On persiste à penser qu'il y a un problème avec la justice dans ce pays, et on n'est pas le seul (1).

D'abord, la justice n'est pas soupçonnée ou à peine: à part quelques lazzis, la plupart du temps de droite, point de doute à avoir quant à l'intégrité du juge en tant que tel: protégé tel un marcheur sur la lune par un scaphandre à toutes épreuves, jamais on n'envisagerait de surveiller ses notes de frais ou le métier de son épouse. Ceux qu'il surveille et condamne par contre, en sont à se dégouter de vivre pour justifier à chaque culotte en dentelle si elle est autorisée. 

Ensuite il y a les lois: elles n'existent plus en tant que telles car essentiellement révisables et soumises à toutes les vérifications possibles au point d'en être virtuelles: constitution (2), cour de justice européenne, cour pénale internationale, on ne peut plus rien faire et décider d'une loi c'est décider de rien. D'où sans doute le nombre pharamineux de celles ci, on ne sait jamais dans le nombre, certaines seront acceptées et appliquées. 

On évoquera donc la QPC source d'un travail infini pour la cour con, avec l'incompétence négative (2), argument délicieux. En gros: des principes vagues permettent aux juges de méta-controller les lois et d'y introduire leur subjectivité. 

Et puis, il y a l'Etat, dont on contrôle le pouvoir, enfin dans un certain sens, oubliant la définition de la liberté de Montesquieu: 

« la tranquillité d’esprit du citoyen qui provient de son opinion que le gouvernement non seulement ne l’assujettit pas, mais fait en sorte qu’il ne puisse craindre d’un autre citoyen ».

La balance entre les deux oppressions devrait être un méta principe: est-ce le cas ? 

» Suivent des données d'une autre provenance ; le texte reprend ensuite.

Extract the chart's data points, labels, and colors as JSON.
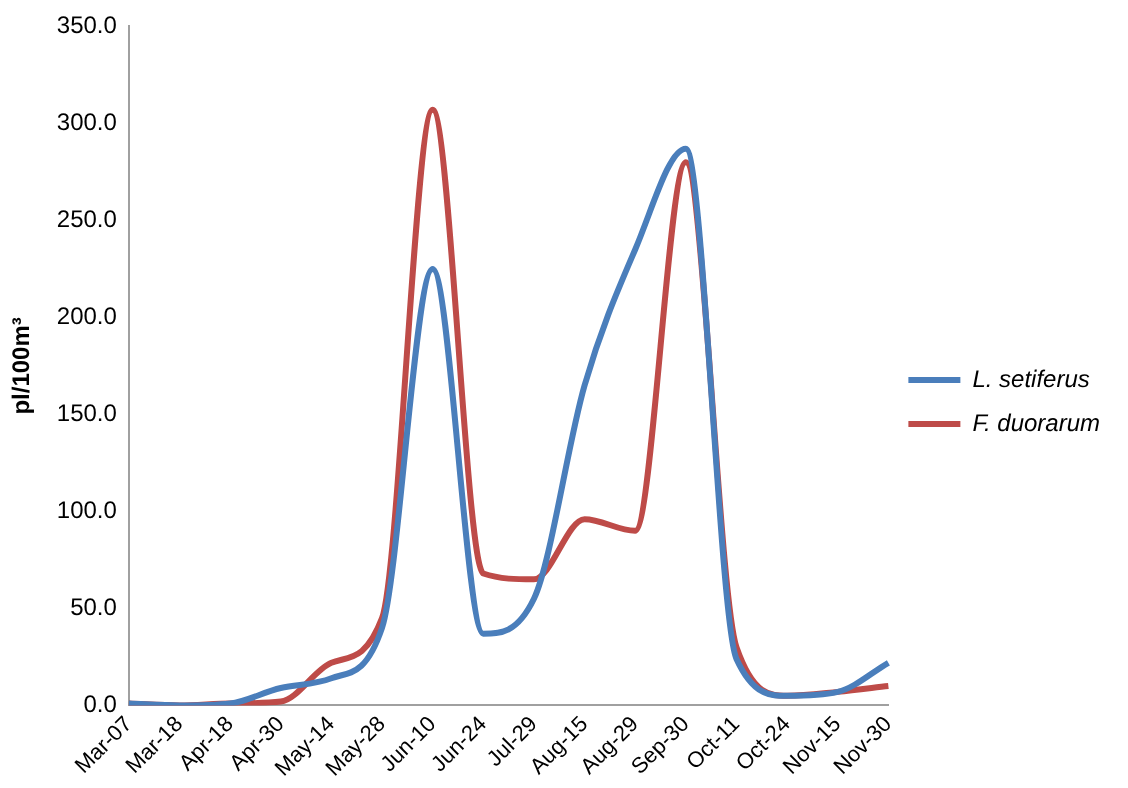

En parlant de balance, la subjectivité des juges a donc lieu de s'exercer, d'abord à l'encontre des hommes politiques tous pourris et aussi des crimes sociaux, tous explicables et excusables. Et puis bien sur il y a les plaintes sociétales variées, le nombre d'associations et autre lobbies pouvant se porter partie civile étant devenu infini et l'Etat condamné pour inaction climatique n'a toujours rien fait.

Revenons à la QPC, ou contrôle constitutionnel à postériori, qui n'est pas une condition exclusive de l'Etat de droit et dont on abuse. 

Tout cela fait partie de ces réformes "libérales" accumulées par des pourtant tenants de l'autorité (Giscard, Chirac, Sarkozy) qui affaiblirent délibérément l'Etat en le livrant au juridique. A des fins de modernisation on fit exactement comme Louis XVI: en rétablissant les parlements, il se priva de la possibilité de réformer et cela finit mal. 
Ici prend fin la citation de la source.